Le projet de loi renforce la confiance des utilisateurs et a été salué comme un pas dans la bonne direction en raison de la valeur qu’il apporte à l’économie numérique et aux droits des Nigérians. Le projet de loi vise à garantir les droits de l'homme dans le contexte des technologies innovantes émergentes, des problèmes de sécurité, de la participation accrue des citoyens à la gouvernance et aux processus démocratiques. "

Le projet de loi permet aux forces de l'ordre nigérianes d'exploiter la technologie pour mener à bien leur travail avec les meilleures pratiques disponibles partout dans le monde. Il permet également aux jeunes Nigérians qui souhaitent apprendre, innover et mener d'autres formes d'activités légitimes en ligne alors. Le projet de loi, lorsqu'il sera adopté, stimulera les innovations technologiques au Nigéria et renversera les tendances contradictoires souvent manifestées à l'égard des jeunes qui adoptent la technologie par les agences de sécurité, comme le montre la récente indignation contre le SRAS au Nigéria.
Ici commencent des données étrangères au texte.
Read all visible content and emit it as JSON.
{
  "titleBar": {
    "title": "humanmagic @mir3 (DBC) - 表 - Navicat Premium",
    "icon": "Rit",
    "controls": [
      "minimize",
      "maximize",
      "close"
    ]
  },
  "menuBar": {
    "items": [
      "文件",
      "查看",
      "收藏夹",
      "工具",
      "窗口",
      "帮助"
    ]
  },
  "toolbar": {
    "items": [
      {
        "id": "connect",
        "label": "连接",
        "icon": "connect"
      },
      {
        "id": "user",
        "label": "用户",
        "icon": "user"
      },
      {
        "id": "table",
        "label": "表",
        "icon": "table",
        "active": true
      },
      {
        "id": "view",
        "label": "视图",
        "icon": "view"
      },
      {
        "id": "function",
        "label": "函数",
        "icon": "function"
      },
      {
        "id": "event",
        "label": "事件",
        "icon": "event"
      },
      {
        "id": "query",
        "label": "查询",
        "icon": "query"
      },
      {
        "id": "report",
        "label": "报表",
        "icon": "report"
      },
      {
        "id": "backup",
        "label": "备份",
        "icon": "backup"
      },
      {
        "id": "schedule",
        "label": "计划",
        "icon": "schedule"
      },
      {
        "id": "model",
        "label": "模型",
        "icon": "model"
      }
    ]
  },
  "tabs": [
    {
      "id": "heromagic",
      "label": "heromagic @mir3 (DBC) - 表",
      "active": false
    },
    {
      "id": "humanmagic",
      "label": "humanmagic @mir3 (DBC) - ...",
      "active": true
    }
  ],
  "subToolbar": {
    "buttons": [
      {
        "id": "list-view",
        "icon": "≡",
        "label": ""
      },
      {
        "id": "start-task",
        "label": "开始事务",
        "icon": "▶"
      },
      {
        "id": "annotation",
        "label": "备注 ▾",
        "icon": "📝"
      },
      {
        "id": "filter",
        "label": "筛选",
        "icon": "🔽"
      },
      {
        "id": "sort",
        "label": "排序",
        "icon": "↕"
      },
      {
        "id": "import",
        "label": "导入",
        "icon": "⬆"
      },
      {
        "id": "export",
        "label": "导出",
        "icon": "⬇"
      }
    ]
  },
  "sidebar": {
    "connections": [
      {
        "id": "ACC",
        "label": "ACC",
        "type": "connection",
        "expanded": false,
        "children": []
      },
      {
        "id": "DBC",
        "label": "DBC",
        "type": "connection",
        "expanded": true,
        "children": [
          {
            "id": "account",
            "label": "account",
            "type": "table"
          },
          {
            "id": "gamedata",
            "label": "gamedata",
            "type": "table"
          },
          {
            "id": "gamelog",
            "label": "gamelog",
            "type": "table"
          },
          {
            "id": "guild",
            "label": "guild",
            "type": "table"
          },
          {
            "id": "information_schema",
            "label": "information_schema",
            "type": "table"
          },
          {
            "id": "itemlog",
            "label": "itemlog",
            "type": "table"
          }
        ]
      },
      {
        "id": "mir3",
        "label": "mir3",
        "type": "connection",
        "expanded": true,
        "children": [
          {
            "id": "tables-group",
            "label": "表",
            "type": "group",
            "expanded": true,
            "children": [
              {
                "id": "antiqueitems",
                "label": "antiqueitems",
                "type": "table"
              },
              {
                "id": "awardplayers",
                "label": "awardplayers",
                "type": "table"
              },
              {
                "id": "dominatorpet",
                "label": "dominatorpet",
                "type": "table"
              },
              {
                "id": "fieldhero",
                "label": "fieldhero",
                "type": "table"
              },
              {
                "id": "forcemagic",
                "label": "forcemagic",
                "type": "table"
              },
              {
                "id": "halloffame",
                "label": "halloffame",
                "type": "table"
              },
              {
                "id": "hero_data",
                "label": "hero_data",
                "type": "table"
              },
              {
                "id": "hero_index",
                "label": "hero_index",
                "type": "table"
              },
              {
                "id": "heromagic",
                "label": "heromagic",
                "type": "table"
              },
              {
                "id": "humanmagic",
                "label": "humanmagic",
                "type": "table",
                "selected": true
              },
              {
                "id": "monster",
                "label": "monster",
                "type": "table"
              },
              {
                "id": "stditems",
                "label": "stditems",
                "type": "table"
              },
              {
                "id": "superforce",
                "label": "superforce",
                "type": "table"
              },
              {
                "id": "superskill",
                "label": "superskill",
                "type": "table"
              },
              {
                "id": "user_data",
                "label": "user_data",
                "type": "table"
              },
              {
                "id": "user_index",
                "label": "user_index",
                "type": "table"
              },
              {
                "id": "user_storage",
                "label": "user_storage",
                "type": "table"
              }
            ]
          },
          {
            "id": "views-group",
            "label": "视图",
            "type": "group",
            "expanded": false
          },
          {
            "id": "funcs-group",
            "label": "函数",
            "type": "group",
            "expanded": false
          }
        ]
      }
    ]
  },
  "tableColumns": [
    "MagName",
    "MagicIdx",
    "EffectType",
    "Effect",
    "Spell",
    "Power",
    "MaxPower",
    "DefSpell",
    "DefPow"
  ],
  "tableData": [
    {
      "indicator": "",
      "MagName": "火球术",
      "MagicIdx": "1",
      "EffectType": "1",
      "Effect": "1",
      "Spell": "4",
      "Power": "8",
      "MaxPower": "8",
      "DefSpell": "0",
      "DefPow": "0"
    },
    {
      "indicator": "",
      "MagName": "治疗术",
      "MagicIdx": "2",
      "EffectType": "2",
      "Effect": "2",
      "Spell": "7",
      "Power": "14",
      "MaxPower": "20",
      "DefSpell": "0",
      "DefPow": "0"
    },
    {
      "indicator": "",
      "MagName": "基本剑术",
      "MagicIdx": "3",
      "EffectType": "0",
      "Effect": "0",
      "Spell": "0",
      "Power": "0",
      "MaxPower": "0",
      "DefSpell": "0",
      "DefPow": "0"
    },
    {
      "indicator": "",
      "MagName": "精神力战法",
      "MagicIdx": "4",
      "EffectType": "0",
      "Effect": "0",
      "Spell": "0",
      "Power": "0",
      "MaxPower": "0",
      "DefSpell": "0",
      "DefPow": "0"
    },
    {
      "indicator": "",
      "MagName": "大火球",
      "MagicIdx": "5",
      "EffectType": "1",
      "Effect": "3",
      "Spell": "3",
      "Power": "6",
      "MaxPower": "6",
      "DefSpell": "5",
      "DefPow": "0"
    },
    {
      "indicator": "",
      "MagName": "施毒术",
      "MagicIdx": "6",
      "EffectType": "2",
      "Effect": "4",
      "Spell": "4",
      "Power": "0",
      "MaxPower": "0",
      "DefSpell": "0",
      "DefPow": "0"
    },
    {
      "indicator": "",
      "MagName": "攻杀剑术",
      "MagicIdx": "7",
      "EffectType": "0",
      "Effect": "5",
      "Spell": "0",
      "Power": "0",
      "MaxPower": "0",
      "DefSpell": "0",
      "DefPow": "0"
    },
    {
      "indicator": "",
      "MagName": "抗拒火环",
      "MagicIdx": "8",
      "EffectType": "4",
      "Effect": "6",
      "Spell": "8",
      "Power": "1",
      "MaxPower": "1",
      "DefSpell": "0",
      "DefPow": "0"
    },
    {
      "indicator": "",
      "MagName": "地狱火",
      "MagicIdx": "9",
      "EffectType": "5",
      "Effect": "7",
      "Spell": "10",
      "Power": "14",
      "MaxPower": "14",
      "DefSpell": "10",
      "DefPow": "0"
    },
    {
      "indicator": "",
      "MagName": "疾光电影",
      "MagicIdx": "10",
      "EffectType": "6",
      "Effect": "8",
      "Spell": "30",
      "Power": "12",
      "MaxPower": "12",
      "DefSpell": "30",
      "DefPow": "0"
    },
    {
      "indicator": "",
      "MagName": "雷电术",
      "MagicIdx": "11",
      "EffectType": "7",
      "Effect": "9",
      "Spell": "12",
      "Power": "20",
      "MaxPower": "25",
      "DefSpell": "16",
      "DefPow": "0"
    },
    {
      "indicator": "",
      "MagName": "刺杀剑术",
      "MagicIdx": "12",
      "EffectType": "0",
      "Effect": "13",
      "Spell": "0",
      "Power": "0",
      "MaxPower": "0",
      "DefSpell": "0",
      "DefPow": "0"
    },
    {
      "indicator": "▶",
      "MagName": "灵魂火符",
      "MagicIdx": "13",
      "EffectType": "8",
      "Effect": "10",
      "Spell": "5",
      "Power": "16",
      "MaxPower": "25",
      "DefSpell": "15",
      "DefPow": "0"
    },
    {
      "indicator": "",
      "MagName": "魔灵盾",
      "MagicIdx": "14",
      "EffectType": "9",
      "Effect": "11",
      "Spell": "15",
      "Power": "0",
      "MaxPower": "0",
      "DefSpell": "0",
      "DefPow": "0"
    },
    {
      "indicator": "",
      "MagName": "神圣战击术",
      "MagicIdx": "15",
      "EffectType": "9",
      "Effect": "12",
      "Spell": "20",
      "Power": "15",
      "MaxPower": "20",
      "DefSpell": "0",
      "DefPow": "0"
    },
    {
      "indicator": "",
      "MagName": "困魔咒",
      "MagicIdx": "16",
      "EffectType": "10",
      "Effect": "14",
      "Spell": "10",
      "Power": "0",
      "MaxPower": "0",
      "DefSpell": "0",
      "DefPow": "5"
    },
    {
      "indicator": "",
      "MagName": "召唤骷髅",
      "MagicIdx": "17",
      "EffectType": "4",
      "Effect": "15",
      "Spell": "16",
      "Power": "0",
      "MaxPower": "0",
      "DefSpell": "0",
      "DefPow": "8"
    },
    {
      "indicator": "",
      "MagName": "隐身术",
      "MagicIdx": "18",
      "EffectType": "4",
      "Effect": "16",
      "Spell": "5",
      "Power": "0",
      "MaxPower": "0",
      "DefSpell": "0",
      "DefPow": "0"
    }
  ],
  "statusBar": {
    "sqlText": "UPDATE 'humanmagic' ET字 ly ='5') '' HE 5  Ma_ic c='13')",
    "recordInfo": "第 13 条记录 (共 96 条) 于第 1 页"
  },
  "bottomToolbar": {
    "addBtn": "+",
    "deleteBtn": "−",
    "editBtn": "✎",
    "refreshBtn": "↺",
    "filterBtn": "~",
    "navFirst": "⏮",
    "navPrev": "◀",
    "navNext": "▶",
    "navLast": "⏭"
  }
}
La loi sur la bataille juridique contre la cybercriminalité passe devant la Cour suprême

Par | Politique de TIC, Communiqué de presse

La bataille juridique concernant la constitutionnalité des articles de la loi sur la cybercriminalité est désormais passée devant la Cour suprême. Trois organisations de la société civile, à savoir l'Agenda des droits des médias, l'Initiative Paradigm et Enough Is Enough, plaident auprès de la Cour suprême pour que les articles 24 et 38 de la loi sur la cybercriminalité 2015 soient supprimés.

 

Les organisations ont entamé ce voyage en mai 2016 lorsque leur avocat, Olumide Babalola, a intenté pour la première fois une action en exécution des droits fondamentaux, contestant la constitutionnalité des articles 24 et 38 de la loi auprès de la Haute Cour fédérale à Abuja. Sur 20 janvier 2017, tLe tribunal a cependant jugé que les articles étaient constitutionnels.

 

La décision défavorable de la Haute Cour a poussé les organisations à saisir la cour d'appel. L’appel portant le numéro d’affaire A / L / 556/2017 a toutefois été décidé contre les appelants dans un jugement rendu le 22 juin 2018. Les organisations espèrent maintenant que la Cour suprême s’assurerait des articles 24 et 38 de la loi sur la cybercriminalité. 2015 est rayé du livre de droit nigérian.

 

Selon Tope Ogundipe, directeur des programmes de l'Initiative Paradigm, «il convient de répéter ici que l'article 24 de la loi sur la cybercriminalité traite du cyberharcèlement et que cette section a été utilisée à plusieurs reprises pour harceler et persécuter des journalistes et des critiques. C'est sans doute la disposition la plus dangereuse contre la liberté de parole, d'opinion et d'enquête. L'article 38 prévoit les devoirs d'un prestataire de services vis-à-vis de la conservation des données et contient des dispositions qui, à notre avis, sont trop vagues et inconstitutionnelles. "

 

Ogundipe a poursuivi: "Bien que nous respections les juges éclairés qui n’étaient pas d’accord avec nos arguments sur l’inconstitutionnalité des articles, nous pensons toutefois que les tribunaux n’ont pas examiné attentivement nos arguments. Dans un jugement concordant, l’un des juges de la cour d’appel a convenu que la loi devrait être révisée pour réduire son caractère arbitraire. Nous pensons que les articles doivent être supprimés dans leur intégralité et nous espérons que la Cour suprême sera d'accord avec nous "

 

Les accusés dans l'affaire sont le procureur général de la fédération, l'inspecteur général de la police et l'Assemblée nationale.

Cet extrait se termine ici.